> On Dec 12, 2015, at 3:42 PM, Tom Lane <t...@sss.pgh.pa.us> wrote:
> 
> Joe Conway <m...@joeconway.com> writes:
>> On 12/12/2015 02:31 PM, Tom Lane wrote:
>>> I'm not particularly wedded to this rule.  In principle we could go so
>>> far as to import psql's code that parses commands and figures out which
>>> semicolons are command terminators --- but that is a pretty large chunk
>>> of code, and I think it'd really be overkill considering that initdb
>>> deals only with fixed input scripts.  But if anyone has another simple
>>> rule for breaking SQL into commands, we can certainly discuss
>>> alternatives.
> 
>> Possibly inadequate, but I wrote a get_one_query() function to grab one
>> statement at a time from a possibly multi-statement string and it isn't
>> all that many lines of code:
>>  https://github.com/jconway/pgsynck/blob/master/pgsynck.c
> 
> Hmm.  Doesn't look like that handles semicolons embedded in CREATE RULE;
> for that you'd have to track parenthesis nesting as well.  (It's arguable
> that we won't ever need that case during initdb, but I'd just as soon not
> wire in such an assumption.)  In general, though, I'd rather not try to
> teach InteractiveBackend() such a large amount about SQL syntax.
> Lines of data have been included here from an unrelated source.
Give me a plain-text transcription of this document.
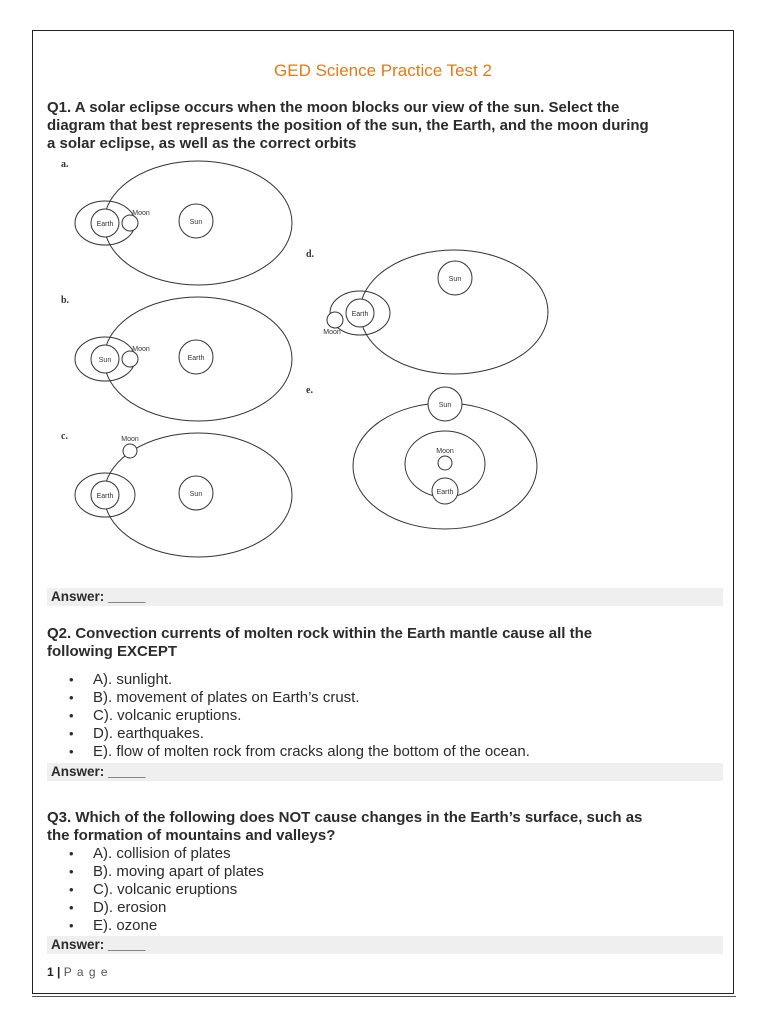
GED Science Practice Test 2
Q1. A solar eclipse occurs when the moon blocks our view of the sun. Select the
diagram that best represents the position of the sun, the Earth, and the moon during
a solar eclipse, as well as the correct orbits
a.
Earth
Moon
Sun
b.
Sun
Moon
Earth
c.
Earth
Moon
Sun
d.
Earth
Moon
Sun
e.
Sun
Moon
Earth
Answer: _____
Q2. Convection currents of molten rock within the Earth mantle cause all the
following EXCEPT
• A). sunlight.
• B). movement of plates on Earth’s crust.
• C). volcanic eruptions.
• D). earthquakes.
• E). flow of molten rock from cracks along the bottom of the ocean.
Answer: _____
Q3. Which of the following does NOT cause changes in the Earth’s surface, such as
the formation of mountains and valleys?
• A). collision of plates
• B). moving apart of plates
• C). volcanic eruptions
• D). erosion
• E). ozone
Answer: _____
1 | P a g e
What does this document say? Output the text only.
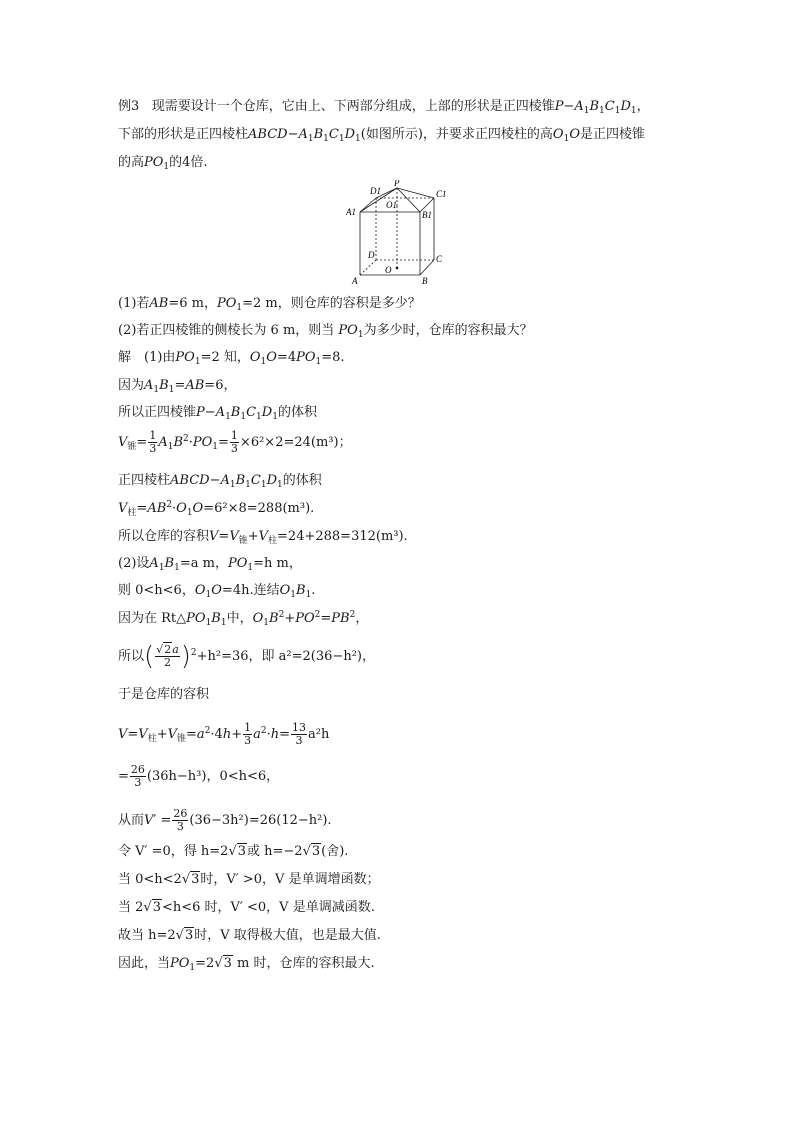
例3 现需要设计一个仓库，它由上、下两部分组成，上部的形状是正四棱锥$P-A_1B_1C_1D_1$，
下部的形状是正四棱柱$ABCD-A_1B_1C_1D_1$(如图所示)，并要求正四棱柱的高$O_1O$是正四棱锥
的高$PO_1$的4倍.
D1
P
C1
A1
O1
B1
D	C
A
O
B
(1)若AB=6 m，$PO_1=2$ m，则仓库的容积是多少？
(2)若正四棱锥的侧棱长为 6 m，则当 $PO_1$为多少时，仓库的容积最大？
解　(1)由$PO_1=2$ 知，$O_1O=4PO_1=8$.
因为$A_1B_1=AB=6$，
所以正四棱锥$P-A_1B_1C_1D_1$的体积
$V_锥= \frac{1}{3} A_1B^2\cdot PO_1= \frac{1}{3} \times 6^2\times 2=24(m^3)$；
正四棱柱$ABCD-A_1B_1C_1D_1$的体积
$V_柱=AB^2\cdot O_1O=6^2\times 8=288(m^3)$.
所以仓库的容积$V=V_锥+V_柱=24+288=312(m^3)$.
(2)设$A_1B_1=a$ m，$PO_1=h$ m，
则 0<h<6，$O_1O=4h$.连结$O_1B_1$.
因为在 $Rt\triangle PO_1B_1$中，$O_1B^2+PO^2=PB^2$，
所以( $\frac{√2a}{2} )^2+h^2=36$，即 a²=2(36−h²)，
于是仓库的容积
$V=V_柱+V_锥=a^2\cdot 4h+ \frac{1}{3} a^2\cdot h= \frac{13}{3} a^2h$
= $\frac{26}{3} (36h-h^3)$，0<h<6，
从而$V' = \frac{26}{3} (36-3h^2)=26(12-h^2)$.
令 V′ =0，得 h=2√3或 h=−2√3(舍).
当 0<h<2√3时，V′ >0，V 是单调增函数；
当 2√3<h<6 时，V′ <0，V 是单调减函数.
故当 h=2√3时，V 取得极大值，也是最大值.
因此，当$PO_1=2√3$ m 时，仓库的容积最大.
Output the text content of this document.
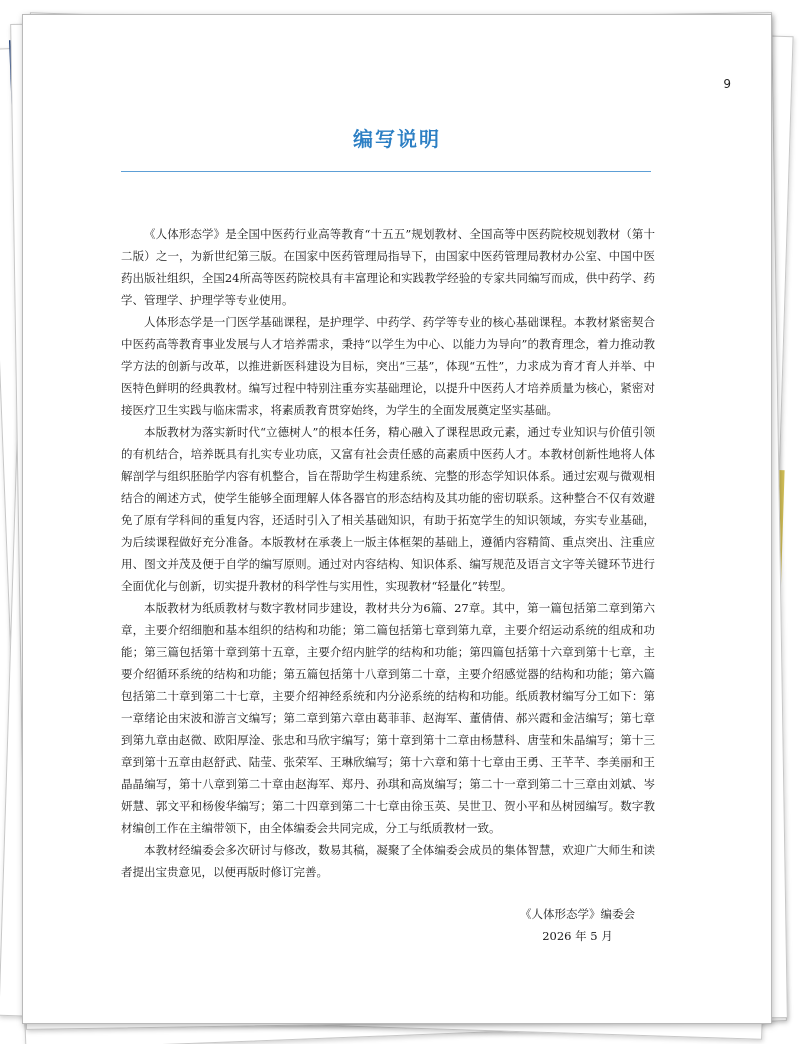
9
编写说明

《人体形态学》是全国中医药行业高等教育“十五五”规划教材、全国高等中医药院校规划教材（第十二版）之一，为新世纪第三版。在国家中医药管理局指导下，由国家中医药管理局教材办公室、中国中医药出版社组织，全国24所高等医药院校具有丰富理论和实践教学经验的专家共同编写而成，供中药学、药学、管理学、护理学等专业使用。

人体形态学是一门医学基础课程，是护理学、中药学、药学等专业的核心基础课程。本教材紧密契合中医药高等教育事业发展与人才培养需求，秉持“以学生为中心、以能力为导向”的教育理念，着力推动教学方法的创新与改革，以推进新医科建设为目标，突出“三基”，体现“五性”，力求成为育才育人并举、中医特色鲜明的经典教材。编写过程中特别注重夯实基础理论，以提升中医药人才培养质量为核心，紧密对接医疗卫生实践与临床需求，将素质教育贯穿始终，为学生的全面发展奠定坚实基础。

本版教材为落实新时代“立德树人”的根本任务，精心融入了课程思政元素，通过专业知识与价值引领的有机结合，培养既具有扎实专业功底，又富有社会责任感的高素质中医药人才。本教材创新性地将人体解剖学与组织胚胎学内容有机整合，旨在帮助学生构建系统、完整的形态学知识体系。通过宏观与微观相结合的阐述方式，使学生能够全面理解人体各器官的形态结构及其功能的密切联系。这种整合不仅有效避免了原有学科间的重复内容，还适时引入了相关基础知识，有助于拓宽学生的知识领域，夯实专业基础，为后续课程做好充分准备。本版教材在承袭上一版主体框架的基础上，遵循内容精简、重点突出、注重应用、图文并茂及便于自学的编写原则。通过对内容结构、知识体系、编写规范及语言文字等关键环节进行全面优化与创新，切实提升教材的科学性与实用性，实现教材“轻量化”转型。

本版教材为纸质教材与数字教材同步建设，教材共分为6篇、27章。其中，第一篇包括第二章到第六章，主要介绍细胞和基本组织的结构和功能；第二篇包括第七章到第九章，主要介绍运动系统的组成和功能；第三篇包括第十章到第十五章，主要介绍内脏学的结构和功能；第四篇包括第十六章到第十七章，主要介绍循环系统的结构和功能；第五篇包括第十八章到第二十章，主要介绍感觉器的结构和功能；第六篇包括第二十章到第二十七章，主要介绍神经系统和内分泌系统的结构和功能。纸质教材编写分工如下：第一章绪论由宋波和游言文编写；第二章到第六章由葛菲菲、赵海军、董倩倩、郝兴霞和金洁编写；第七章到第九章由赵微、欧阳厚淦、张忠和马欣宇编写；第十章到第十二章由杨慧科、唐莹和朱晶编写；第十三章到第十五章由赵舒武、陆莹、张荣军、王琳欣编写；第十六章和第十七章由王勇、王芊芊、李美丽和王晶晶编写，第十八章到第二十章由赵海军、郑丹、孙琪和高岚编写；第二十一章到第二十三章由刘斌、岑妍慧、郭文平和杨俊华编写；第二十四章到第二十七章由徐玉英、吴世卫、贺小平和丛树园编写。数字教材编创工作在主编带领下，由全体编委会共同完成，分工与纸质教材一致。

本教材经编委会多次研讨与修改，数易其稿，凝聚了全体编委会成员的集体智慧，欢迎广大师生和读者提出宝贵意见，以便再版时修订完善。

《人体形态学》编委会
2026 年 5 月
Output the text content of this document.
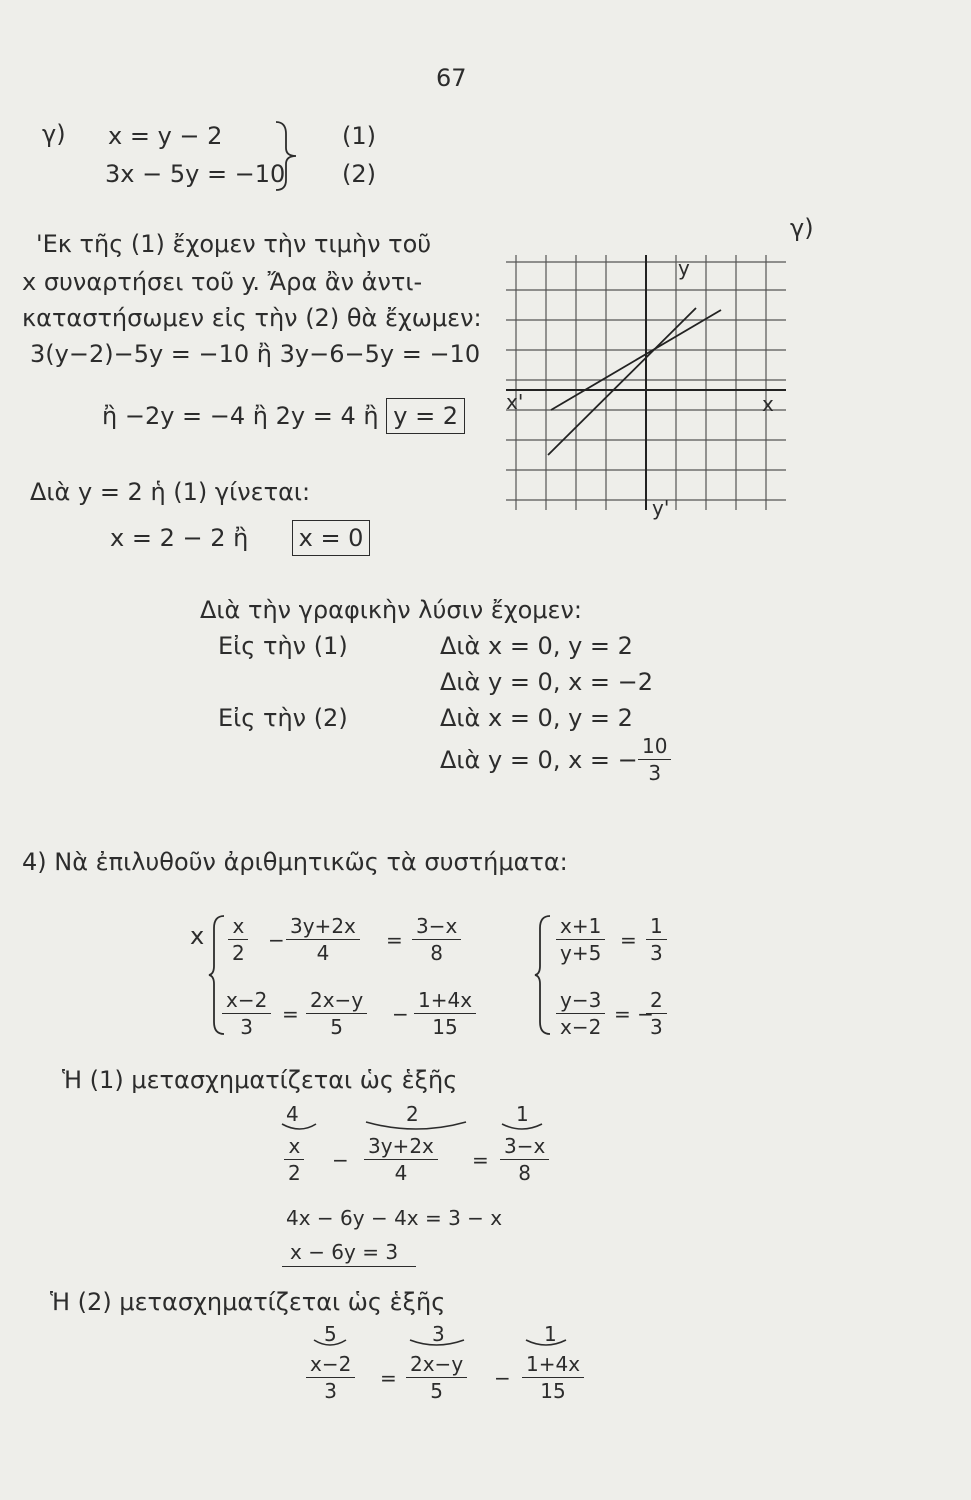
67
γ) x = y − 2
3x − 5y = −10
(1)
(2)
'Εκ τῆς (1) ἔχομεν τὴν τιμὴν τοῦ
x συναρτήσει τοῦ y. Ἄρα ἂν ἀντι-
καταστήσωμεν εἰς τὴν (2) θὰ ἔχωμεν:
3(y−2)−5y = −10 ἢ 3y−6−5y = −10
ἢ −2y = −4 ἢ 2y = 4 ἢ y = 2
Διὰ y = 2 ἡ (1) γίνεται:
x = 2 − 2 ἢ x = 0
γ)
y
x'	x
y'
Διὰ τὴν γραφικὴν λύσιν ἔχομεν:
Εἰς τὴν (1)	Διὰ x = 0, y = 2
Διὰ y = 0, x = −2
Εἰς τὴν (2)	Διὰ x = 0, y = 2
Διὰ y = 0, x = − $\frac{10}{3}$
4) Νὰ ἐπιλυθοῦν ἀριθμητικῶς τὰ συστήματα:
x $\frac{x}{2} - \frac{3y+2x}{4} = \frac{3-x}{8}$
$\frac{x-2}{3} = \frac{2x-y}{5} - \frac{1+4x}{15}$
$\frac{x+1}{y+5} = \frac{1}{3}$
$\frac{y-3}{x-2}$ = −
$\frac{2}{3}$
Ἡ (1) μετασχηματίζεται ὡς ἑξῆς
4	2	1
$\frac{x}{2} - \frac{3y+2x}{4} = \frac{3-x}{8}$
4x − 6y − 4x = 3 − x
x − 6y = 3
Ἡ (2) μετασχηματίζεται ὡς ἑξῆς
5	3	1
$\frac{x-2}{3} = \frac{2x-y}{5} - \frac{1+4x}{15}$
I use CREATE RULE within startup files in the fork that I maintain.  I have
lots of them, totaling perhaps 50k lines of rule code.  I don't think any of 
that
code would have a problem with the double-newline separation you propose,
which seems a more elegant solution to me.  Admittedly, the double-newline
separation would need to be documented at the top of each sql file, otherwise
it would be quite surprising to those unfamiliar with it.

You mentioned upthread that introducing a syntax error in one of these files
results in a not-so-helpful error message that dumps the contents of the
entire file.  I can confirm that happens, and is hardly useful.